As diplomatic notes go, it wasn’t exactly full of diplomacy. Nine embassies, including those of Britain, the United States, Germany, Japan and Switzerland issued a statement condemning the lack of transparency in tenders for major infrastructure projects in Hungary. The nine, who provide the majority of Hungary’s foreign direct investment (FDI), expressed their “great concern” at what they called “significant new instances of non-transparent behaviour affecting investors in such areas as public utilities, broadcasting, and elements of the nation’s transport infrastructure”.
Such public straight-talking from diplomats is unprecedented, but reflects a growing anxiety among Hungary’s economic partners about the country’s direction and an economic environment that has turned increasingly hostile to foreign investors.
Hungary has attracted more than €60bn in FDI since the late 1980s, the highest amount per capita in eastern Europe. That inflow of cash and expertise kick-started the Hungarian economy and produced tens of thousands of jobs, making Hungary the regional wunderkind.
But as xenophobia and anti-foreigner sentiment rise, Hungary has started biting the hand that once fed it. This autumn, the ORTT, Hungary’s media regulatory body, refused to renew the licences of two popular radio stations that were owned by foreign investors. The ORTT gave the frequencies to two new companies. Hungary’s governing socialists and opposition conservative Fidesz party rarely agree on anything but the ORTT vote went through without a hitch, and is widely believed to be a political stitch-up. So much so that the ORTT’s chairman, László Majtényi, resigned in disgust.

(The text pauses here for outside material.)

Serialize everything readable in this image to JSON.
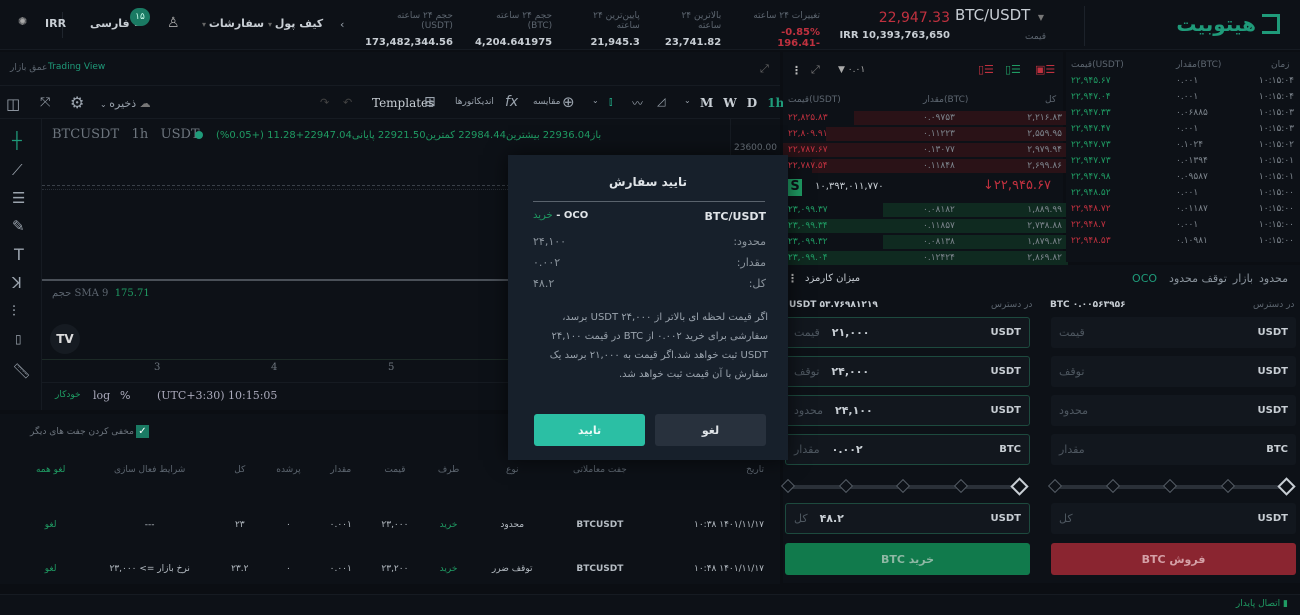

Earlier this year, the municipal authorities in Pécs, a picturesque city in southern Hungary, unilaterally cancelled their contract with Suez Environnement, a French firm that was managing the water company. Local officials accused Suez of corruption, mismanagement and over-charging, and sent in the heavies to take control of the offices and lock out the managers. That prompted an angry telephone call from French president Nicolas Sarkozy to Hungarian prime minister Gordon Bajnai. Suez’s local subsidiary is counter-suing but few expect results soon, given the glacial pace of Hungary’s legal system.

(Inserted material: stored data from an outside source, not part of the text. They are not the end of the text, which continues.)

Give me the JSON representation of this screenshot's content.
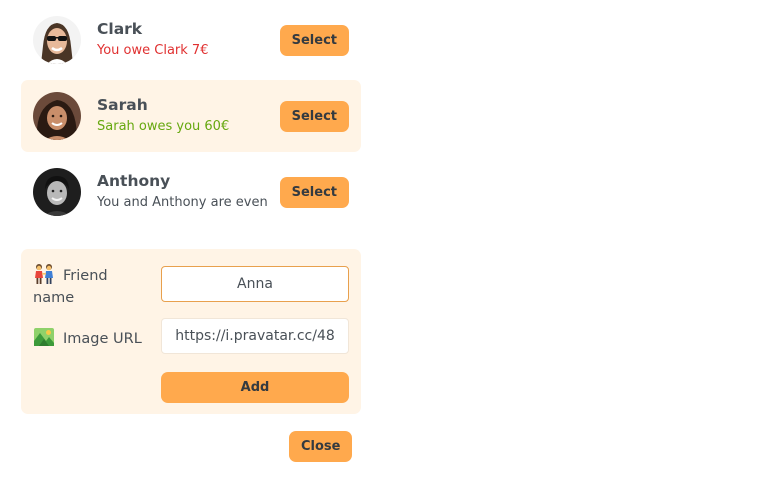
{
  "friends": [
    {
      "name": "Clark",
      "status": "You owe Clark 7€",
      "status_kind": "red",
      "select_label": "Select",
      "selected": false
    },
    {
      "name": "Sarah",
      "status": "Sarah owes you 60€",
      "status_kind": "green",
      "select_label": "Select",
      "selected": true
    },
    {
      "name": "Anthony",
      "status": "You and Anthony are even",
      "status_kind": "neutral",
      "select_label": "Select",
      "selected": false
    }
  ],
  "form": {
    "friend_name_label": "Friend name",
    "friend_name_value": "Anna",
    "friend_name_icon": "people-holding-hands-icon",
    "image_url_label": "Image URL",
    "image_url_value": "https://i.pravatar.cc/48",
    "image_url_icon": "landscape-image-icon",
    "add_label": "Add"
  },
  "close_label": "Close",
  "colors": {
    "accent": "#ffa94d",
    "selected_bg": "#fff4e6",
    "owe_red": "#e03131",
    "owed_green": "#66a80f",
    "text": "#495057"
  }
}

Last year Apollo, an Indian company, wanted to build a tyre factory in the town of Gyöngyös. The plan would have created 900 jobs, but Fidesz argued against the plant, claiming, wrongly, that Apollo wanted to use technology that was banned in the European Union. Apollo pulled out.
The embassies’ letter triggered a political scandal. László Sólyom, Hungary’s president, said it was “offensive”, telling reporters: “It’s not that we would deny there is a problem, but the way they have expressed the problem is offensive to the country.” The situation in Hungary is not so bad as to warrant such a statement, he claimed.

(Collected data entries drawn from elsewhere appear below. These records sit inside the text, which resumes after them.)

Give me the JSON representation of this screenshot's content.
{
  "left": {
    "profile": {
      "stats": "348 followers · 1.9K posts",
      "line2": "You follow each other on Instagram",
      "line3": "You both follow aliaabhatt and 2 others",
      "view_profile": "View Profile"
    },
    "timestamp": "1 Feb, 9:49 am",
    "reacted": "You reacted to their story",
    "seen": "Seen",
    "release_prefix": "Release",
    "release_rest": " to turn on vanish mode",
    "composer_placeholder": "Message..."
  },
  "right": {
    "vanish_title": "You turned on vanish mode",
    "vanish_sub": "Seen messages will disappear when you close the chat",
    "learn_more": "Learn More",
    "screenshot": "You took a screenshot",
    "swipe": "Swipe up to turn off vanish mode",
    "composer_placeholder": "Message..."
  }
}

It’s true that not all the news is bad – Fidesz has strongly supported a new Mercedes plant in eastern Hungary. Foreign investors brought in €4.4bn in 2008. New anti-corruption measures give whistle-blowers legal and other assistance and financial incentives. But surveys show that up to 20 per cent of public procurement funds are lost through corruption. And it’s not clear how long the monies will keep flowing when, as happened last month, the US House of Representatives passes a resolution encouraging Hungary to “respect the rule of law and treat foreign investors fairly”. In a globalised world, Hungary is increasingly no longer seen as the wunderkind of Mittel-Europa, but as a temper-prone toddler. Foreign investors can only hope that Hungary will do some rapid growing-up in 2010 and provide a stable business environment.